Interdiction de la fessée : la mesure vient d’être censurée par le conseil constitutionnel

La mesure anti-fessée de la loi "Égalité et citoyenneté" a été censurée, entre autres dispositions, par le conseil constitutionnel.

Le vote de la loi “Égalité et Citoyenneté” le 22 décembre 2016 avait consacré l’interdiction de donner une fessée, une gifle ou une tape à son enfant . Un article du texte excluait « tout traitement cruel, dégradant ou humiliant » envers les enfants, « y compris tout recours aux violences corporelles ».

La mesure était toutefois symbolique et avait pour but de «favoriser une prise de conscience ».  Le texte de loi ne prévoit en effet aucune sanction pénale à l’endroit des parents qui seraient surpris à administrer une fessée à leur enfant. Elle devait cependant être inscrite dans le Code civil, notamment dans la définition de l’autorité parentale, quitte à être lue à la mairie lors des mariages et apposée dans les livrets de famille.

Les sages du conseil constitutionnel viennent de passer au peigne fin la loi “Égalité et Citoyenneté” et ont décidé de censurer plusieurs mesures qui y étaient inscrites. Celle interdisant les fessées n’a pas échappé au coup de balai. Et pour cause, elle présenterait un problème de forme et n’a “pas de lien” avec le projet de loi initial. Ainsi, pas moins de quarante articles ont été écrémés pour vices de procédure législative.
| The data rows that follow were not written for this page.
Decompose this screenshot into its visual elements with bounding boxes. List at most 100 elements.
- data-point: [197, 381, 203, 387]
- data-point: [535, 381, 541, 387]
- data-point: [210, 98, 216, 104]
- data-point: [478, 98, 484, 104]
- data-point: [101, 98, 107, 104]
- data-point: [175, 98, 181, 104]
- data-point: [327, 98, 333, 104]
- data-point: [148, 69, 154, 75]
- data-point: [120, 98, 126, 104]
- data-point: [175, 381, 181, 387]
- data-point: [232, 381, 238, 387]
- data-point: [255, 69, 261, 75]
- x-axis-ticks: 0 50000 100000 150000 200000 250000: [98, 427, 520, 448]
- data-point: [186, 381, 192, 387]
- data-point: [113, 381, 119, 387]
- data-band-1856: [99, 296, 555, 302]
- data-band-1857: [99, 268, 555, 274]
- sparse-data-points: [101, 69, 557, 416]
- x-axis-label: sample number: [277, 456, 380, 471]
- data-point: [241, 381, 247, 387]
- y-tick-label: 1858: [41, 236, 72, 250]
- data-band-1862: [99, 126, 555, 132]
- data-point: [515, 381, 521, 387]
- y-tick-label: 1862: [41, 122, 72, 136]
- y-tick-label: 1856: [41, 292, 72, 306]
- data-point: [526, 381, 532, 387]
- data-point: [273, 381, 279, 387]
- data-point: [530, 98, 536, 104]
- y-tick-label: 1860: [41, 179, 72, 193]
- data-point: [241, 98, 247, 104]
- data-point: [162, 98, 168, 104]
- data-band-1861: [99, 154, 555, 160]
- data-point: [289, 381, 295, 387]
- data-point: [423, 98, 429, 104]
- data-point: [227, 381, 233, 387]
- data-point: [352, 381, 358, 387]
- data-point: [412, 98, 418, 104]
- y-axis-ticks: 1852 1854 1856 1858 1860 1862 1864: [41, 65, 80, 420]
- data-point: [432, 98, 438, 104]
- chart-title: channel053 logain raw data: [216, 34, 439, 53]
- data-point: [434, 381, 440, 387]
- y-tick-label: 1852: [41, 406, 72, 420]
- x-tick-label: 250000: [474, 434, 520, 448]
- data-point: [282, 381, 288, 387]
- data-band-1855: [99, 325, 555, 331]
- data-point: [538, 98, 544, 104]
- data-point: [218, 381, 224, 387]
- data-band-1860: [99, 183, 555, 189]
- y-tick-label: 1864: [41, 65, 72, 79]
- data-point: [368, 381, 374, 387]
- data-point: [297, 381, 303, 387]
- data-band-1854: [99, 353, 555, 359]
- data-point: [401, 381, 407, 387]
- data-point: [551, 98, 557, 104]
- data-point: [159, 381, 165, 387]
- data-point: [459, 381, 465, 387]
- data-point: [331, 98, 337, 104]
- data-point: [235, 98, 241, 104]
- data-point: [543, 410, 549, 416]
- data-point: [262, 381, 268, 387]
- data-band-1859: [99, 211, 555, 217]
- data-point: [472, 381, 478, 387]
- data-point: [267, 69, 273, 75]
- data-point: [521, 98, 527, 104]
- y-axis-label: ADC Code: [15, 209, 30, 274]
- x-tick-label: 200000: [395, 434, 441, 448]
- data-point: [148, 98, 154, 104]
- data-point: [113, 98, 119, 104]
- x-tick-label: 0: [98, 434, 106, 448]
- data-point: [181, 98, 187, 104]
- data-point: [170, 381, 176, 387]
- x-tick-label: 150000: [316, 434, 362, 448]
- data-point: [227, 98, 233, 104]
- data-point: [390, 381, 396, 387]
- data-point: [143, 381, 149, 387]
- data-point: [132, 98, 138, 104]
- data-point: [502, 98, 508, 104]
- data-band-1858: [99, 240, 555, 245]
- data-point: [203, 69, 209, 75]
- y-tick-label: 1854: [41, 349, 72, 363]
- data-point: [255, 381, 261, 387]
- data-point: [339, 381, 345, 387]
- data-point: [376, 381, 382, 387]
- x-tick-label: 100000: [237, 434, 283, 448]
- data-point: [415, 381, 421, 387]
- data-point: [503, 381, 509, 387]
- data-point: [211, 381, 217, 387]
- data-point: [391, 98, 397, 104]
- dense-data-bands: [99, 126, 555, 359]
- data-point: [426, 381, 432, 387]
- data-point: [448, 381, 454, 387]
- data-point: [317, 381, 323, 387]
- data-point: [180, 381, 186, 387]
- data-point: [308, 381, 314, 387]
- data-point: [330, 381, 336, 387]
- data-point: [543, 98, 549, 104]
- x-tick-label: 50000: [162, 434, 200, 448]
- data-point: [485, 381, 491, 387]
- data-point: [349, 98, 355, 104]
Cette censure ne serait certainement pas du goût de certaines associations, dont la Fondation pour l’enfance et l’Observatoire de la violence éducative ordinaire. Militant pour une “éducation sans violence”, elles jugent que certains gestes tels que les gifles, les fessées, le fait de tirer les oreilles ou les cheveux ont des conséquences sur “la santé physique et mentale” des enfants.